Édition du 17 décembre 2024

Une tribune libre pour la gauche québécoise en marche

Pourquoi le Tahrir et non les bombes de l’OTAN ?

Autour des récents développements au Moyen Orient, devant les caméras de Radio-Canada, une israélienne pose la question : « Pourquoi ne pas aller protester dans les pays arabes qui mitraillent leur population au lieu de s’en prendre à Israël ? » Il y aurait donc deux poids deux mesures chez les pacifistes pro-palestiniens qui ciblent Israël plutôt que les États arabes répressifs.

La question permet déjà de constater une évolution de la façon de poser le problème.
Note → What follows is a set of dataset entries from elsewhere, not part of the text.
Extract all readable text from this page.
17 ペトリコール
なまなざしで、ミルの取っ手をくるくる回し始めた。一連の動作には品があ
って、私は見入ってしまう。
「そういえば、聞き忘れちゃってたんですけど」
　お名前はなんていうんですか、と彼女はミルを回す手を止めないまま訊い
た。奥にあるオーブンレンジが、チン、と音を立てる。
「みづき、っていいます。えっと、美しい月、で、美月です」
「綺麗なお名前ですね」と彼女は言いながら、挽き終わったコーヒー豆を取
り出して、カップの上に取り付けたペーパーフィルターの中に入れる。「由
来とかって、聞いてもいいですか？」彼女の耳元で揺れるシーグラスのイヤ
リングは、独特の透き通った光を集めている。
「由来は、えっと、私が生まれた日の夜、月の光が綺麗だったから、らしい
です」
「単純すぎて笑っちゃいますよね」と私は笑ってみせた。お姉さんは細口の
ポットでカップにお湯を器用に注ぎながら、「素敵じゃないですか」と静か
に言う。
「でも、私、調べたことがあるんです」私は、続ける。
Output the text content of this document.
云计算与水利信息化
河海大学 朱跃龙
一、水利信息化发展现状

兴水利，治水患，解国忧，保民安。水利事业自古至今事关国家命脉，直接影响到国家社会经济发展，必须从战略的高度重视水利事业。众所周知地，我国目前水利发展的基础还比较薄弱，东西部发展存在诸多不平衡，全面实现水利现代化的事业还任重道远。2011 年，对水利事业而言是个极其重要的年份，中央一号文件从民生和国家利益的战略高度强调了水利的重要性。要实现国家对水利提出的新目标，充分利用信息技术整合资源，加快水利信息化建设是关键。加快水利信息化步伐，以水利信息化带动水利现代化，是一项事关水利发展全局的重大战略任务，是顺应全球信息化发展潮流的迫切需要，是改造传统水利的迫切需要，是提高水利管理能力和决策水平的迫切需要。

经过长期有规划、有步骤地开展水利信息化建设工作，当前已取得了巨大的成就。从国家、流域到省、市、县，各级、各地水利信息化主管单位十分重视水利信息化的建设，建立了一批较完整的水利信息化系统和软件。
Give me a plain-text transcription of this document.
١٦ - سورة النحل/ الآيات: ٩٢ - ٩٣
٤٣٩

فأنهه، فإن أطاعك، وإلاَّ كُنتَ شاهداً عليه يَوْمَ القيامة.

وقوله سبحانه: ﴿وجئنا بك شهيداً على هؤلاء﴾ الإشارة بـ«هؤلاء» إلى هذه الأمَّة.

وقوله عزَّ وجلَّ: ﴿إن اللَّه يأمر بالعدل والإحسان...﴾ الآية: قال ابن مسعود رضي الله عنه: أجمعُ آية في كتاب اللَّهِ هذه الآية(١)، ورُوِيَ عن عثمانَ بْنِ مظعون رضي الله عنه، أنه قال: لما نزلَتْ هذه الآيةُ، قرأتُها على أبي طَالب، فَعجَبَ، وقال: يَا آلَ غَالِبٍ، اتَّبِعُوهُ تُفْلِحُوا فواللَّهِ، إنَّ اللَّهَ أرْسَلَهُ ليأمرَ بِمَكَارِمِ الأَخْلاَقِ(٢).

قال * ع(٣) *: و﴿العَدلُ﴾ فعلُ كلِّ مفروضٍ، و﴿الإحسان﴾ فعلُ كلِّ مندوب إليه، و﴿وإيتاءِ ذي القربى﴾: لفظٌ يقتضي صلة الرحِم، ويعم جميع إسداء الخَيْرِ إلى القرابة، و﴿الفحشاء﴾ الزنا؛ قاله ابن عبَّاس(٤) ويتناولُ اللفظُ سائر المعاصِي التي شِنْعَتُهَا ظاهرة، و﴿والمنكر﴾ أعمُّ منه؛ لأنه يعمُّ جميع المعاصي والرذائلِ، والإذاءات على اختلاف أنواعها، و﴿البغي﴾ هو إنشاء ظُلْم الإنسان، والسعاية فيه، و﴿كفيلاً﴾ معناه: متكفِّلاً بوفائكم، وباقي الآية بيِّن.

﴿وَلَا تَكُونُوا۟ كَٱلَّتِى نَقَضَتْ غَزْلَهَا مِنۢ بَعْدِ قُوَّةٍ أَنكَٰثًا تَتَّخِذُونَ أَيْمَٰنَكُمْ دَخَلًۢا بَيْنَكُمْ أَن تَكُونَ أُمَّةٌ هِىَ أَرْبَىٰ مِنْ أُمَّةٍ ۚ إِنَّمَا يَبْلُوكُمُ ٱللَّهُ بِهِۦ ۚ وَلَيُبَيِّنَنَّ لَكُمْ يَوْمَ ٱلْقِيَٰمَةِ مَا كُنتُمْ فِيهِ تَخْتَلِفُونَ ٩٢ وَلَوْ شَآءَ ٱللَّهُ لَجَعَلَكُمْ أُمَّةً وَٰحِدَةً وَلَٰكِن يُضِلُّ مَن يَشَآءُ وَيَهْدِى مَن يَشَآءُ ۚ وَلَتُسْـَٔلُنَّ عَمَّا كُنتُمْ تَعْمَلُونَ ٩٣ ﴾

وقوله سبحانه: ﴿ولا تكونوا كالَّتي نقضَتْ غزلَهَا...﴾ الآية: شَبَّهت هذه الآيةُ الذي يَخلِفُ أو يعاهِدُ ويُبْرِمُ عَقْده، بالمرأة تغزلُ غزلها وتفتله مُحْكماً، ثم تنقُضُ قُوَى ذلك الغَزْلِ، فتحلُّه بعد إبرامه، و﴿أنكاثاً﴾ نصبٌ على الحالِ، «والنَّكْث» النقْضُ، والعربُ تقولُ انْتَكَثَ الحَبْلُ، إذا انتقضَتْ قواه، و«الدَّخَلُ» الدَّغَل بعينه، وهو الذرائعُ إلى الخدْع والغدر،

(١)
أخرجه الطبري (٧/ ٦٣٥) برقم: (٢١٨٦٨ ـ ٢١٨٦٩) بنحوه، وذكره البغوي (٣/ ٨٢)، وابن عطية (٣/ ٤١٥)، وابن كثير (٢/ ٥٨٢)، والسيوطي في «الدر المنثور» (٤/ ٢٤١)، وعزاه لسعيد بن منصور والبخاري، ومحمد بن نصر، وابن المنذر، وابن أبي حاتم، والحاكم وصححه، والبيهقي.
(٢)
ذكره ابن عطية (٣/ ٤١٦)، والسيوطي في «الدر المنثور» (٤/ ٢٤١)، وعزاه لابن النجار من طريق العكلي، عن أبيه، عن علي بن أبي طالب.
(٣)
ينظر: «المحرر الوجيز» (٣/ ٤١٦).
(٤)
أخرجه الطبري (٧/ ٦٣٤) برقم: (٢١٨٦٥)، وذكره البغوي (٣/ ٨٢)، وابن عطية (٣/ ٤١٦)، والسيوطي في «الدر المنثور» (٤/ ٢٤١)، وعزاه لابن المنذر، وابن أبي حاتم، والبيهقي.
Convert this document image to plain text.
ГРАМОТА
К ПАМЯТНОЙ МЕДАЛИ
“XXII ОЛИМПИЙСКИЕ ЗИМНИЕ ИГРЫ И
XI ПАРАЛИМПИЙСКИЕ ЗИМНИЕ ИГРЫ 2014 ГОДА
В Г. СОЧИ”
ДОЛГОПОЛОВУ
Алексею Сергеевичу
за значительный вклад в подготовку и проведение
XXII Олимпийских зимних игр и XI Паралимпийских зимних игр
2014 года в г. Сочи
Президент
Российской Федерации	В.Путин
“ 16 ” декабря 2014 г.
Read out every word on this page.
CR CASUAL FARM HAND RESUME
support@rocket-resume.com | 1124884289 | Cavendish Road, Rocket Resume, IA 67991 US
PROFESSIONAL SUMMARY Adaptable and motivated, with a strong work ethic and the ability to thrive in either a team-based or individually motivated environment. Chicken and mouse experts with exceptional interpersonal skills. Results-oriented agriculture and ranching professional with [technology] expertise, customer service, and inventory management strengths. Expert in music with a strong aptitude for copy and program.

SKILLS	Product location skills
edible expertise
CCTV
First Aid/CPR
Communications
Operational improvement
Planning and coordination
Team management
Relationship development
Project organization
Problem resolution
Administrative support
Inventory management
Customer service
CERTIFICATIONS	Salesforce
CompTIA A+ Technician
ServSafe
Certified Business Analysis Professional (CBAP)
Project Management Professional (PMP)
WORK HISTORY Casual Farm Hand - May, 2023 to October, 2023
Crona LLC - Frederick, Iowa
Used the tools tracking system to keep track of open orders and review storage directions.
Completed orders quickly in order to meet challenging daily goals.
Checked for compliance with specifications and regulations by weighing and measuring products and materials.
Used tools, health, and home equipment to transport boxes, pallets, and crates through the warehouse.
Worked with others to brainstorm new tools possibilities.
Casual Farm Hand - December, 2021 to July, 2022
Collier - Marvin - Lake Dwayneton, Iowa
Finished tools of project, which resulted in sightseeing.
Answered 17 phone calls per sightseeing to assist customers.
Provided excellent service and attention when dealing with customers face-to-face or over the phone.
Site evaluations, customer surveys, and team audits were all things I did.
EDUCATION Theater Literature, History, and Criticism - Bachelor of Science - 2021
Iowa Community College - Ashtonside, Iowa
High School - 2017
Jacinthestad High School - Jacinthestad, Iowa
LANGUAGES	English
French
Elle est un aveux de facto qu’il y a de bons motifs d’aller protester là où il y a injustices et surtout quand les institutions de la communauté internationale faillissent à intervenir pacifiquement. La réponse à la question est à moitié exposée par l’interrogation de l’Israélienne puisque les actions seraient valables pour les pays arabes où l’injustice est à corriger. Mais alors pourquoi donc exclure Israël de cette bataille s’il y a aussi injustices en Israël ? À cause de son succès dans bien d’autres cas, la voie pacifique reste toujours à privilégier comme stratégie de solution de conflit. L’ONU y manquant, les citoyens du monde aspirant à la paix ont donc la légitimité de se porter volontaires pour des actions qui on l’avantage d’avoir tiré des leçons d’un XX ième siècle où les guerres n’ont qu’empiré les problèmes jusqu’à la Shoah et la perte des millions de morts. La guerre semble la plupart du temps un remède pire que le mal.

La solution des pacifistes est aussi une leçon tirée de la lutte contre l’Apartheid en Afrique du Sud. Fallait-il laisser Mandela pourrir en prison et ne rien tenter de l’intérieur du pays raciste ? Rappelons que l’escalade des moyens militants contre Israël s’est popularisée quand Mgr. Tutu a comparé la situation des Palestiniens à celle des Noirs sud-africains.

La question reste tout de même très pertinente. Pourquoi prendre Israël pour cible et seulement Israël ?

Depuis le fameux 11 septembre, il est assez répandu de parler de « choc de civilisations ». La principale faiblesse de cette thèse est qu’elle repose sur l’existence de « peuples élus » ayant la responsabilité divine de sauver de leurs « barbares dirigeants » les peuples subalternes et d’imposer aux colonies les vertus d’une civilisation supérieure. Le colonialisme n’a pas marché. Pourquoi insister ?

Mais il y a aussi que ces « peuples élus » se retrouvent la plupart du temps derrière des alliances militaires pro-occidentales. L’intervention de l’OTAN en Libye illustre bien les conséquences de ces affrontements durant lesquelles on fait peu de cas des civils tués même si c’est leurs vies qu’on prétend protéger.

Rappelons que le bombardement de Gaza par Israël se conformait au principe des guerres préventives. Il fait 1,000 morts dont 450 enfants !

Ceux qui pensent qu’on devrait soutenir les insurgés arabes avant les Palestiniens (qui sont tout aussi des arabes) devraient commencer par réfléchir sur ce type de civilisation qui est en train de militariser les rapports Nord-Sud. Et si c’est bien une forme de civilisation du XXI ième siècle à laquelle ils aspirent ?

Mots-clés : Edition du 2011-07-12
Guy Roy

l’auteur est membre du collectif PCQ de Québec solidaire à Lévis.